Unlike Michelle Obama, who’s made obesity a major issue, Ignatieff takes on food policy itself. He raises, for example, the need to pay farmers a fee for environmental stewardship.

Having said that, his five proposed pillars of a national food policy need a lot of work. Under healthy choices, for instance, he calls for “strong” standards on trans fats but says nothing about salt, which is every bit as dangerous. His proposed $40 million program to help 250,000 children from low-income families works out to 15 cents a meal per child, just enough to rub salt in the wound.

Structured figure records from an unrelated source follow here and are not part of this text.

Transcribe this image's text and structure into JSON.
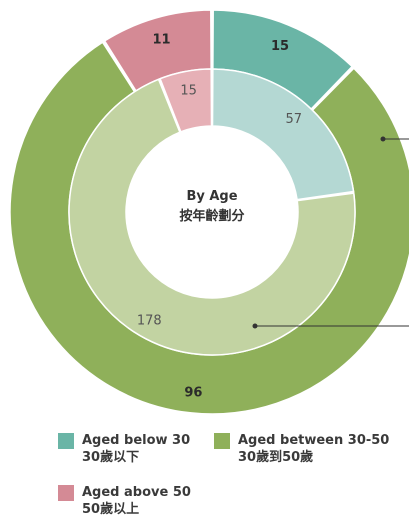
{
  "colors": {
    "below30_outer": "#6ab5a6",
    "below30_inner": "#b4d8d3",
    "between30_50_outer": "#8fb05a",
    "between30_50_inner": "#c2d3a2",
    "above50_outer": "#d48a95",
    "above50_inner": "#e6b0b6",
    "pointer_line": "#333333"
  },
  "chart_data": {
    "type": "donut",
    "center_label": [
      "By Age",
      "按年齡劃分"
    ],
    "series": [
      {
        "ring": "outer",
        "values": [
          15,
          96,
          11
        ],
        "labels": [
          "15",
          "96",
          "11"
        ]
      },
      {
        "ring": "inner",
        "values": [
          57,
          178,
          15
        ],
        "labels": [
          "57",
          "178",
          "15"
        ]
      }
    ],
    "categories": [
      {
        "en": "Aged below 30",
        "zh": "30歲以下"
      },
      {
        "en": "Aged between 30-50",
        "zh": "30歲到50歲"
      },
      {
        "en": "Aged above 50",
        "zh": "50歲以上"
      }
    ]
  },
  "legend": [
    {
      "en": "Aged below 30",
      "zh": "30歲以下"
    },
    {
      "en": "Aged between 30-50",
      "zh": "30歲到50歲"
    },
    {
      "en": "Aged above 50",
      "zh": "50歲以上"
    }
  ]
}
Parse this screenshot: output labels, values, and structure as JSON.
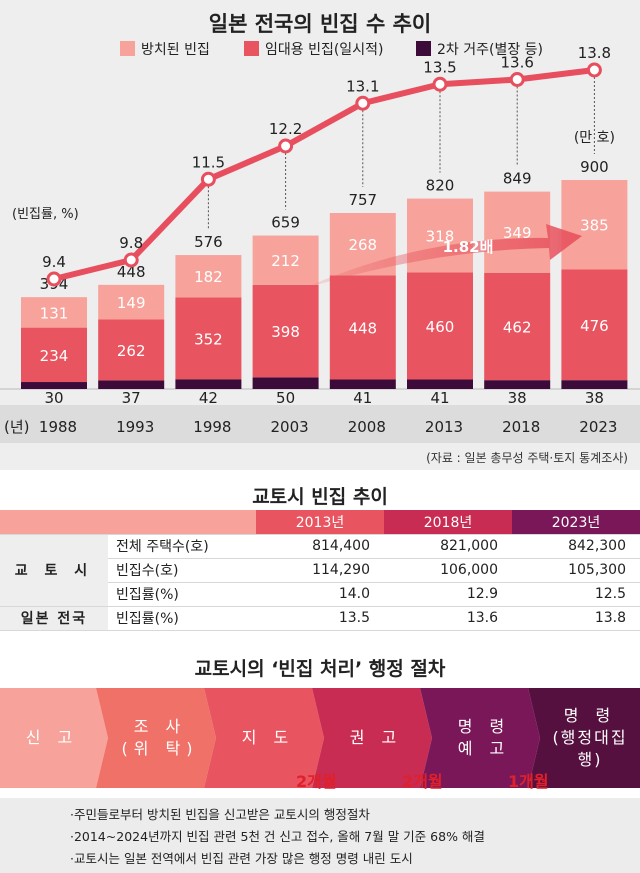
{
  "chart_data": {
    "type": "bar",
    "title": "일본 전국의 빈집 수 추이",
    "legend_position": "top",
    "left_unit_label": "(빈집률, %)",
    "right_unit_label": "(만 호)",
    "year_unit_label": "(년)",
    "categories": [
      "1988",
      "1993",
      "1998",
      "2003",
      "2008",
      "2013",
      "2018",
      "2023"
    ],
    "totals": [
      "394",
      "448",
      "576",
      "659",
      "757",
      "820",
      "849",
      "900"
    ],
    "series": [
      {
        "name": "방치된 빈집",
        "color": "#f7a29a",
        "values": [
          131,
          149,
          182,
          212,
          268,
          318,
          349,
          385
        ]
      },
      {
        "name": "임대용 빈집(일시적)",
        "color": "#e8545f",
        "values": [
          234,
          262,
          352,
          398,
          448,
          460,
          462,
          476
        ]
      },
      {
        "name": "2차 거주(별장 등)",
        "color": "#3d0b3a",
        "values": [
          30,
          37,
          42,
          50,
          41,
          41,
          38,
          38
        ]
      }
    ],
    "rate_line": {
      "values": [
        9.4,
        9.8,
        11.5,
        12.2,
        13.1,
        13.5,
        13.6,
        13.8
      ],
      "labels": [
        "9.4",
        "9.8",
        "11.5",
        "12.2",
        "13.1",
        "13.5",
        "13.6",
        "13.8"
      ],
      "color": "#e84f5e"
    },
    "annotation": "1.82배",
    "source": "(자료 : 일본 총무성 주택·토지 통계조사)"
  },
  "kyoto_table": {
    "title": "교토시 빈집 추이",
    "years": [
      "2013년",
      "2018년",
      "2023년"
    ],
    "group_kyoto": "교 토 시",
    "group_japan": "일본 전국",
    "rows": [
      {
        "label": "전체 주택수(호)",
        "values": [
          "814,400",
          "821,000",
          "842,300"
        ]
      },
      {
        "label": "빈집수(호)",
        "values": [
          "114,290",
          "106,000",
          "105,300"
        ]
      },
      {
        "label": "빈집률(%)",
        "values": [
          "14.0",
          "12.9",
          "12.5"
        ]
      }
    ],
    "japan_row": {
      "label": "빈집률(%)",
      "values": [
        "13.5",
        "13.6",
        "13.8"
      ]
    }
  },
  "procedure": {
    "title": "교토시의 ‘빈집 처리’ 행정 절차",
    "steps": [
      {
        "line1": "신 고",
        "line2": "",
        "color": "#f7a29a"
      },
      {
        "line1": "조 사",
        "line2": "(위 탁)",
        "color": "#f07168"
      },
      {
        "line1": "지 도",
        "line2": "",
        "color": "#e8545f"
      },
      {
        "line1": "권 고",
        "line2": "",
        "color": "#c82c52"
      },
      {
        "line1": "명 령",
        "line2": "예 고",
        "color": "#7a1758"
      },
      {
        "line1": "명 령",
        "line2": "(행정대집행)",
        "color": "#56103f"
      }
    ],
    "durations": [
      "2개월",
      "2개월",
      "1개월"
    ]
  },
  "notes": [
    "·주민들로부터 방치된 빈집을 신고받은 교토시의 행정절차",
    "·2014~2024년까지 빈집 관련 5천 건 신고 접수, 올해 7월 말 기준 68% 해결",
    "·교토시는 일본 전역에서 빈집 관련 가장 많은 행정 명령 내린 도시"
  ]
}
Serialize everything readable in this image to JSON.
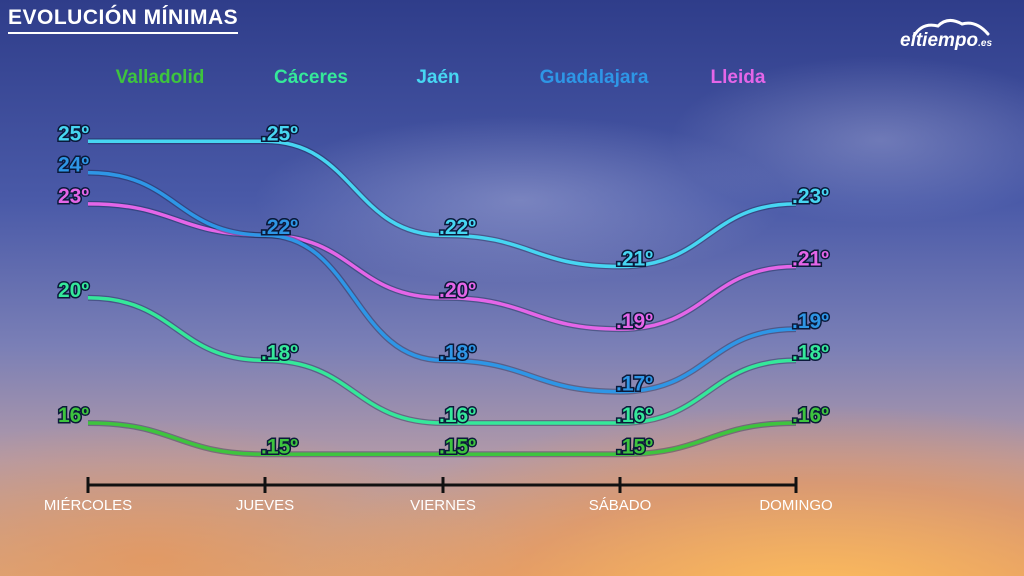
{
  "title": "EVOLUCIÓN MÍNIMAS",
  "logo": {
    "main": "eltiempo",
    "domain": ".es"
  },
  "chart_data": {
    "type": "line",
    "categories": [
      "MIÉRCOLES",
      "JUEVES",
      "VIERNES",
      "SÁBADO",
      "DOMINGO"
    ],
    "unit": "º",
    "series": [
      {
        "name": "Valladolid",
        "color": "#3ec43e",
        "values": [
          16,
          15,
          15,
          15,
          16
        ]
      },
      {
        "name": "Cáceres",
        "color": "#35e89a",
        "values": [
          20,
          18,
          16,
          16,
          18
        ]
      },
      {
        "name": "Jaén",
        "color": "#47d6f2",
        "values": [
          25,
          25,
          22,
          21,
          23
        ]
      },
      {
        "name": "Guadalajara",
        "color": "#2e96e6",
        "values": [
          24,
          22,
          18,
          17,
          19
        ]
      },
      {
        "name": "Lleida",
        "color": "#e466e8",
        "values": [
          23,
          22,
          20,
          19,
          21
        ]
      }
    ],
    "legend": "top",
    "grid": false
  }
}
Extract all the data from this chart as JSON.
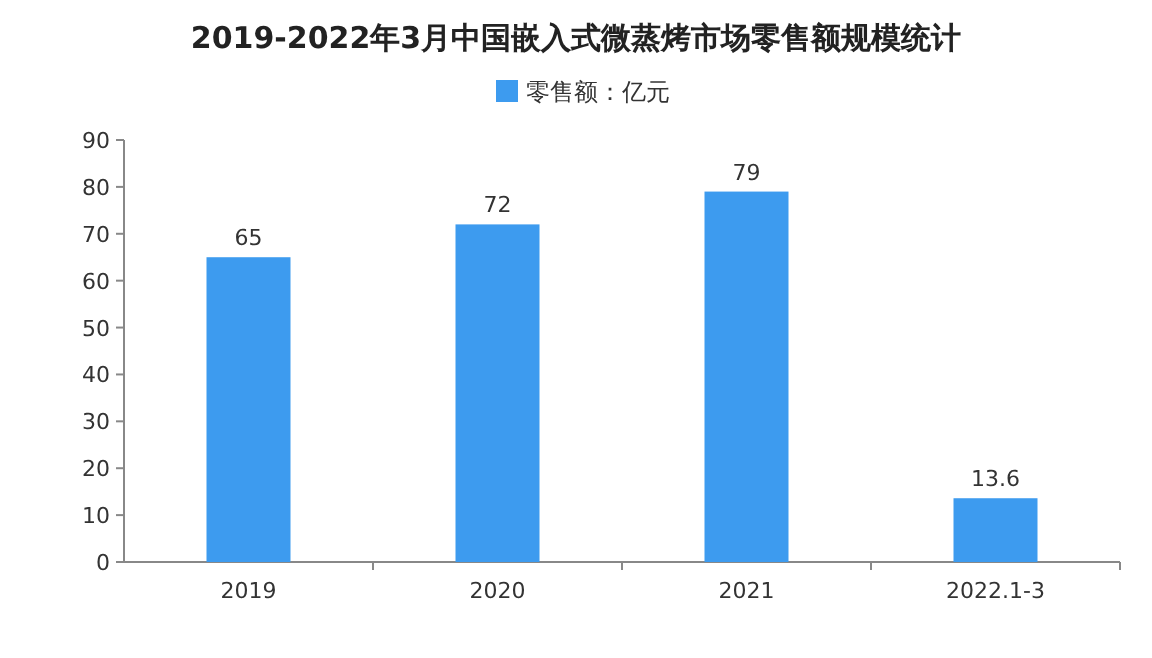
{
  "chart_data": {
    "type": "bar",
    "title": "2019-2022年3月中国嵌入式微蒸烤市场零售额规模统计",
    "categories": [
      "2019",
      "2020",
      "2021",
      "2022.1-3"
    ],
    "series": [
      {
        "name": "零售额：亿元",
        "color": "#3d9bef",
        "values": [
          65,
          72,
          79,
          13.6
        ]
      }
    ],
    "ylim": [
      0,
      90
    ],
    "yticks": [
      0,
      10,
      20,
      30,
      40,
      50,
      60,
      70,
      80,
      90
    ],
    "data_labels": true,
    "legend": "top"
  }
}
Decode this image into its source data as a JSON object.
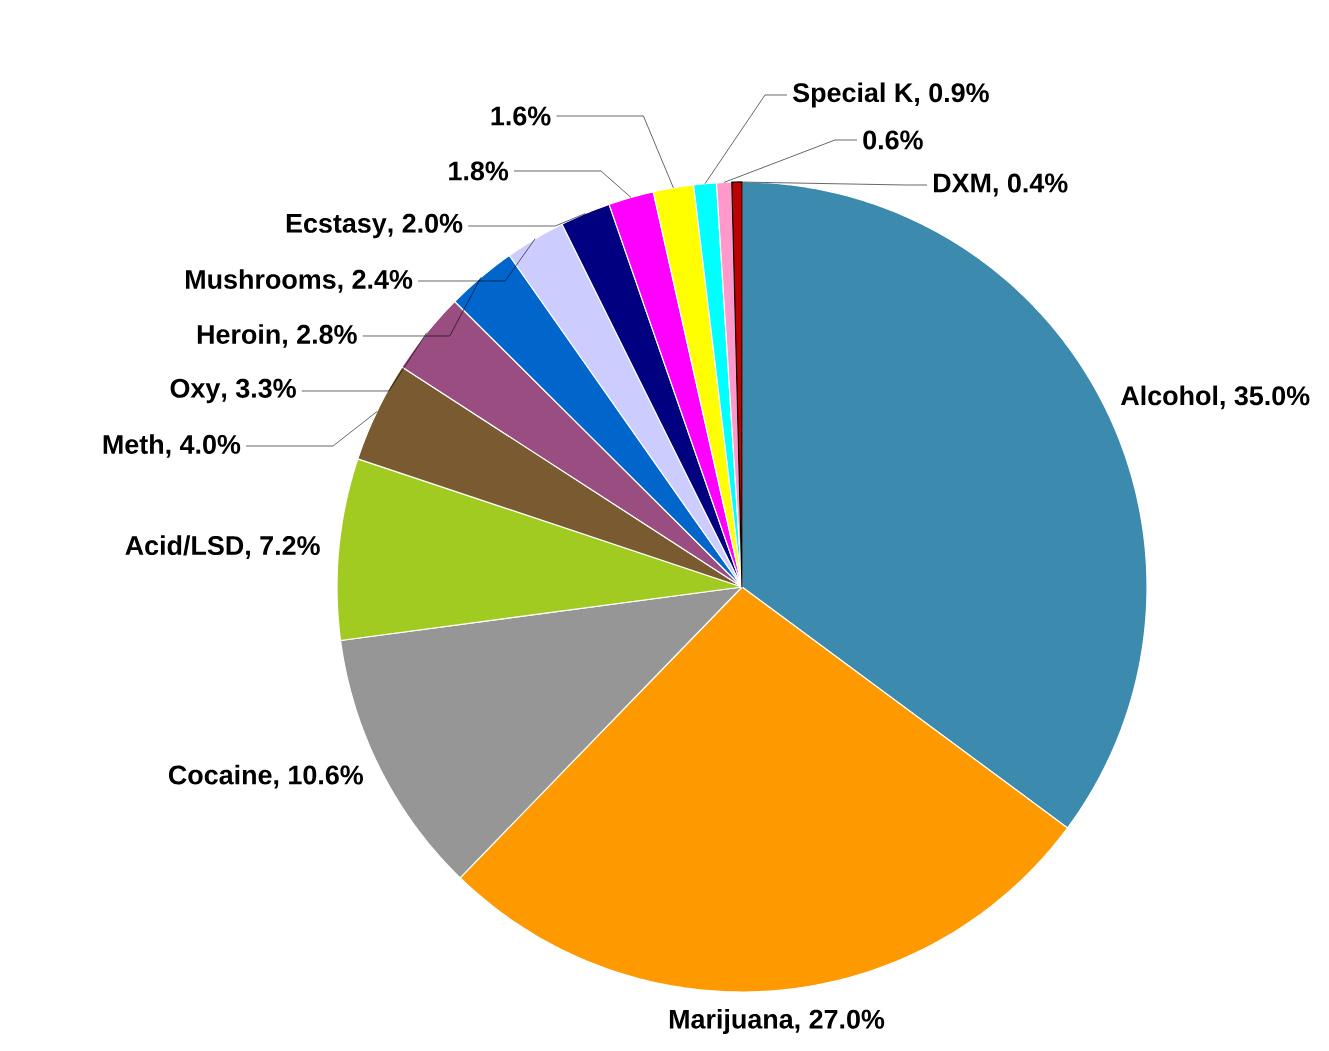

Under safety, he says nothing about adapting federal inspection to make it friendlier to local production, despite the fact that über-centralized and expensive federal meat inspection regs make local small-scale production almost impossible. These practices explain why New Zealand lamb, not local lamb, is available in major restaurants and supermarkets.

Ignatieff’s $80 million buy-local fund ignores the craving for local and sustainable. As well, by my calculations, that small an investment would bring fewer than 200 major cafeterias to the point of 25 per cent local purchases. Federal institutions could easily outdo that 10-fold. Local food is a massive job creator, freeing the government from substantial EI payouts, not to mention providing a cost-effective way of addressing other national objectives like reducing carbon emissions from long-distance food.

But I digress. A lot of work is needed, but that’s equally true across the political spectrum. For being first, Ignatieff has earned the right to be praised with faint damns.